Personal information
- Date of birth: 19 May 1975 (age 51)
- Place of birth: Inverness, Scotland
- Position: Defender

Senior career*
- Years: Team / Apps / (Gls)
- 1993–1994: Clachnacuddin / 0 / (0)
- 1994–1997: Dunfermline Athletic / 16 / (0)
- 1997–2000: Inverness Caledonian Thistle / 100 / (8)
- 2000–2001: Livingston / 35 / (5)
- 2001–2002: Partick Thistle / 14 / (1)
- 2002–2009: Ross County / 226 / (4)
- 2009–2014: Forfar / 149 / (1)
- 2016-2017: Rosyth

= Mark McCulloch =

Scottish footballer

Mark McCulloch (born 19 May 1975) is a Scottish retired professional footballer, who played for Dunfermline Athletic, Inverness Caledonian Thistle, Livingston, Partick Thistle, Ross County and Forfar Athletic. McCulloch mainly played as a full-back, but was also used as a midfielder.

==Career==

McCulloch started his career with Highland Football League side Clachnacuddin before moving to Dunfermline Athletic in 1994. After 3 seasons with the Pars, he returned to the Highlands and signed for his home-town team Inverness Caledonian Thistle. McCulloch captained the Inverness side that won a famous cup tie against Celtic, 3–1 at Celtic Park in February 2000. He was one of three Caley Thistle players that joined Livingston in one season in 2001, the others being Barry Wilson and Davide Xausa.

McCulloch was part of the Livingston team that was promoted to the Scottish Premier League, although he left the club before they played in the top division. He was also part of the Partick Thistle side that won promotion to the SPL the following season, but again he was transferred out of the club before playing any matches in the top tier.

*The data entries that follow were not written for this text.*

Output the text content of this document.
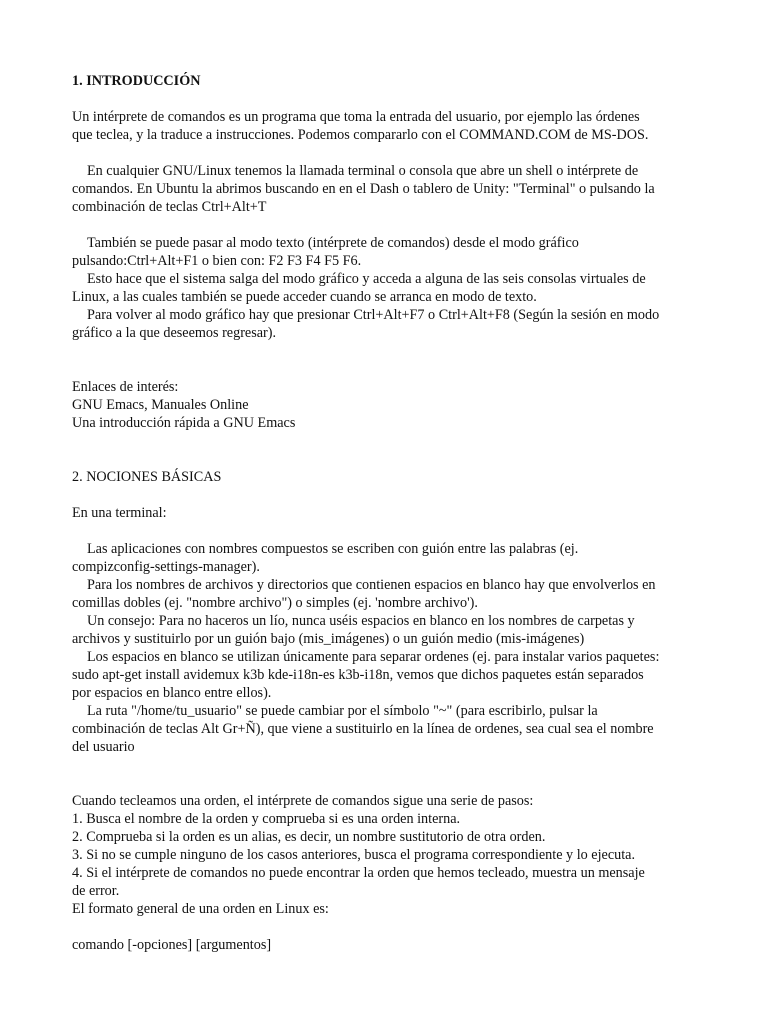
1. INTRODUCCIÓN
Un intérprete de comandos es un programa que toma la entrada del usuario, por ejemplo las órdenes
que teclea, y la traduce a instrucciones. Podemos compararlo con el COMMAND.COM de MS-DOS.
En cualquier GNU/Linux tenemos la llamada terminal o consola que abre un shell o intérprete de
comandos. En Ubuntu la abrimos buscando en en el Dash o tablero de Unity: "Terminal" o pulsando la
combinación de teclas Ctrl+Alt+T
También se puede pasar al modo texto (intérprete de comandos) desde el modo gráfico
pulsando:Ctrl+Alt+F1 o bien con: F2 F3 F4 F5 F6.
Esto hace que el sistema salga del modo gráfico y acceda a alguna de las seis consolas virtuales de
Linux, a las cuales también se puede acceder cuando se arranca en modo de texto.
Para volver al modo gráfico hay que presionar Ctrl+Alt+F7 o Ctrl+Alt+F8 (Según la sesión en modo
gráfico a la que deseemos regresar).
Enlaces de interés:
GNU Emacs, Manuales Online
Una introducción rápida a GNU Emacs
2. NOCIONES BÁSICAS
En una terminal:
Las aplicaciones con nombres compuestos se escriben con guión entre las palabras (ej.
compizconfig-settings-manager).
Para los nombres de archivos y directorios que contienen espacios en blanco hay que envolverlos en
comillas dobles (ej. "nombre archivo") o simples (ej. 'nombre archivo').
Un consejo: Para no haceros un lío, nunca uséis espacios en blanco en los nombres de carpetas y
archivos y sustituirlo por un guión bajo (mis_imágenes) o un guión medio (mis-imágenes)
Los espacios en blanco se utilizan únicamente para separar ordenes (ej. para instalar varios paquetes:
sudo apt-get install avidemux k3b kde-i18n-es k3b-i18n, vemos que dichos paquetes están separados
por espacios en blanco entre ellos).
La ruta "/home/tu_usuario" se puede cambiar por el símbolo "~" (para escribirlo, pulsar la
combinación de teclas Alt Gr+Ñ), que viene a sustituirlo en la línea de ordenes, sea cual sea el nombre
del usuario
Cuando tecleamos una orden, el intérprete de comandos sigue una serie de pasos:
1. Busca el nombre de la orden y comprueba si es una orden interna.
2. Comprueba si la orden es un alias, es decir, un nombre sustitutorio de otra orden.
3. Si no se cumple ninguno de los casos anteriores, busca el programa correspondiente y lo ejecuta.
4. Si el intérprete de comandos no puede encontrar la orden que hemos tecleado, muestra un mensaje
de error.
El formato general de una orden en Linux es:
comando [-opciones] [argumentos]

He joined Ross County in 2002 and served the club for seven seasons, before moving in 2009 to Forfar Athletic, where he was captain. He retired in the summer of 2014 after failing to recover from a knee injury suffered in a cup tie against Dundee in August 2013.

McCulloch came out of retirement in 2016 to Rosyth, but hung up his boots again in 2017.